Challis pressed into Rasalas' mind again so she could see. Almost at once Rasalas had to sit down, already dizzy after working with only one eye, but it didn't last long. They ducked silently around corners and passed through the first courtyard before the first guard appeared. He stood underneath a service office, a little spindly tower fifteen feet off the ground, in a central spot where he could sit in shadow and see in all directions. There were actually two men there, one of them in white. Rasalas crouched and peeked around a corner, but they were talking in low voices and not giving much attention to the quiet grounds.
"That one," Challis breathed into his ear from behind, then toddler-turned his head in the right direction. "We mucked halfway through that stable earlier."
They sneaked down the ramp. When they were safe inside the stable, Rasalas went off to find the Tofflar helmet. Rich orange light glowed from the seams of a monster hulking in the corner: a two hundred fifty slug vat for the fresh flux from the windworkers post-flight and the flux croppers post-stall-stripping. Coiled springs as fat as snakes hung from its sides. Challis wondered how hard it would be to strap together a wire network from the stalls that connected to the vat so she and the others wouldn't have to do it manually, and…
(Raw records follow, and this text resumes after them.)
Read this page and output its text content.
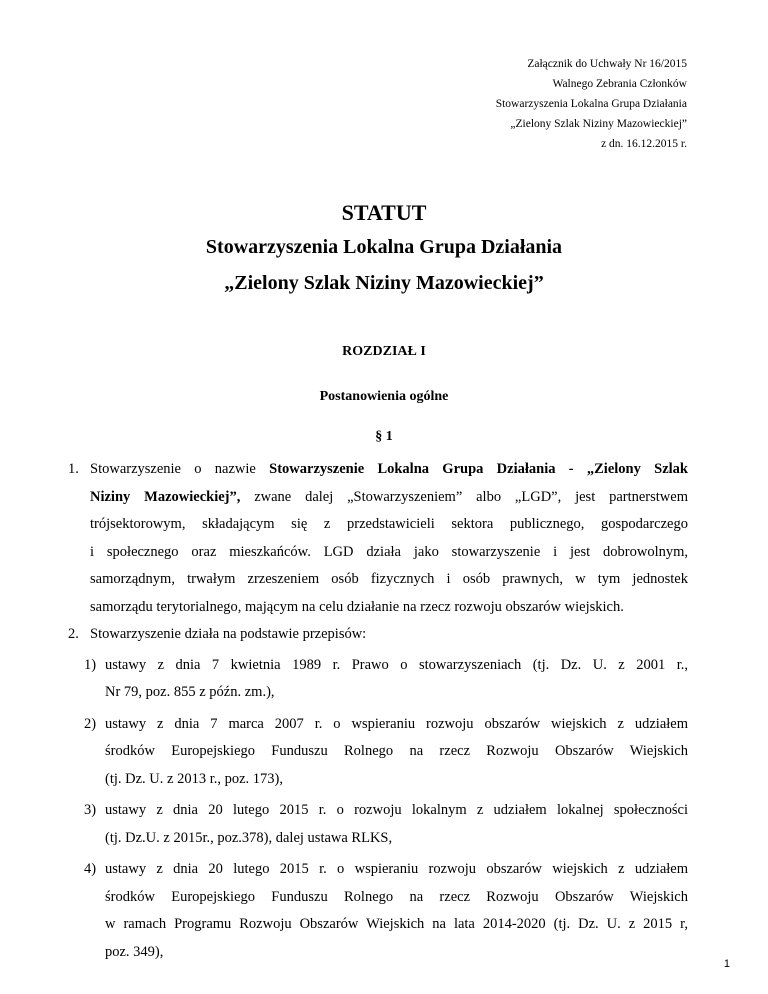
Załącznik do Uchwały Nr 16/2015
Walnego Zebrania Członków
Stowarzyszenia Lokalna Grupa Działania
„Zielony Szlak Niziny Mazowieckiej”
z dn. 16.12.2015 r.
STATUT
Stowarzyszenia Lokalna Grupa Działania
„Zielony Szlak Niziny Mazowieckiej”
ROZDZIAŁ I
Postanowienia ogólne
§ 1
1. Stowarzyszenie o nazwie Stowarzyszenie Lokalna Grupa Działania - „Zielony Szlak
Niziny Mazowieckiej”, zwane dalej „Stowarzyszeniem” albo „LGD”, jest partnerstwem
trójsektorowym, składającym się z przedstawicieli sektora publicznego, gospodarczego
i społecznego oraz mieszkańców. LGD działa jako stowarzyszenie i jest dobrowolnym,
samorządnym, trwałym zrzeszeniem osób fizycznych i osób prawnych, w tym jednostek
samorządu terytorialnego, mającym na celu działanie na rzecz rozwoju obszarów wiejskich.
2. Stowarzyszenie działa na podstawie przepisów:
1) ustawy z dnia 7 kwietnia 1989 r. Prawo o stowarzyszeniach (tj. Dz. U. z 2001 r.,
Nr 79, poz. 855 z późn. zm.),
2) ustawy z dnia 7 marca 2007 r. o wspieraniu rozwoju obszarów wiejskich z udziałem
środków Europejskiego Funduszu Rolnego na rzecz Rozwoju Obszarów Wiejskich
(tj. Dz. U. z 2013 r., poz. 173),
3) ustawy z dnia 20 lutego 2015 r. o rozwoju lokalnym z udziałem lokalnej społeczności
(tj. Dz.U. z 2015r., poz.378), dalej ustawa RLKS,
4) ustawy z dnia 20 lutego 2015 r. o wspieraniu rozwoju obszarów wiejskich z udziałem
środków Europejskiego Funduszu Rolnego na rzecz Rozwoju Obszarów Wiejskich
w ramach Programu Rozwoju Obszarów Wiejskich na lata 2014-2020 (tj. Dz. U. z 2015 r,
poz. 349),
1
A scraping noise spun her around. Jagged teeth gleamed between the thrike's jaws, no less frightening behind bars, or rather between bars as they had shoved far enough to push at the mesh netting surrounding the stall. One large, slitted eye reflected orange from the flux vat, and a birdlike twitch showed her the other eye. The midwing joints clung bonily to the cage. Challis could just make out its dark silhouette of wings as she stood there, slowly inhaling the shimmering flux that washed over her in a cloud.
"Sorry," she said softly. "Not this time."
Rasalas had turned the corner to look along the far wall, she could tell – it was a double stable with two back-to-back rows of stalls and two outer walkways. Challis stood back and listened to the thrikes inside, most of them nested down and quiet. A few deep-throated rumbles blew scattered leaves out into the aisle.
The fodder bin creaked under her fingers. Challis glanced at the door. She quickly unhooked a dead rabbit and eased the bin closed. Nearby stood a bucket of rice berries from the garden, so she scooped up a handful of those too and tipped some into her mouth.
The closest thrikes had honed in on her instantly. Challis went to the first one that had already introduced itself and prepared to toss the rabbit inside. Might as well make friends while she could.
Then a metal hinge squeaked. Challis stared down the row at a gate swinging slowly inwards, the latch hanging loose. The stall was empty except for a piece of leather rein knotted to the bars inside. Challis stepped toward it. The strap had been chewed through.
"Hey," she called, hardly lifting her voice at all. "Ras?"
A leaf fluttered down from the loft above the cage. Then a low, whiffling growl crept over the hairs of her neck and she looked up.
The canyon beasts of Polescos were predators. You couldn't let your guard down around them, with or without windworker training – and nobody, not even a gendracco, was allowed to be alone with one.
This one, however, was as intent on breaking the rules as she was that night.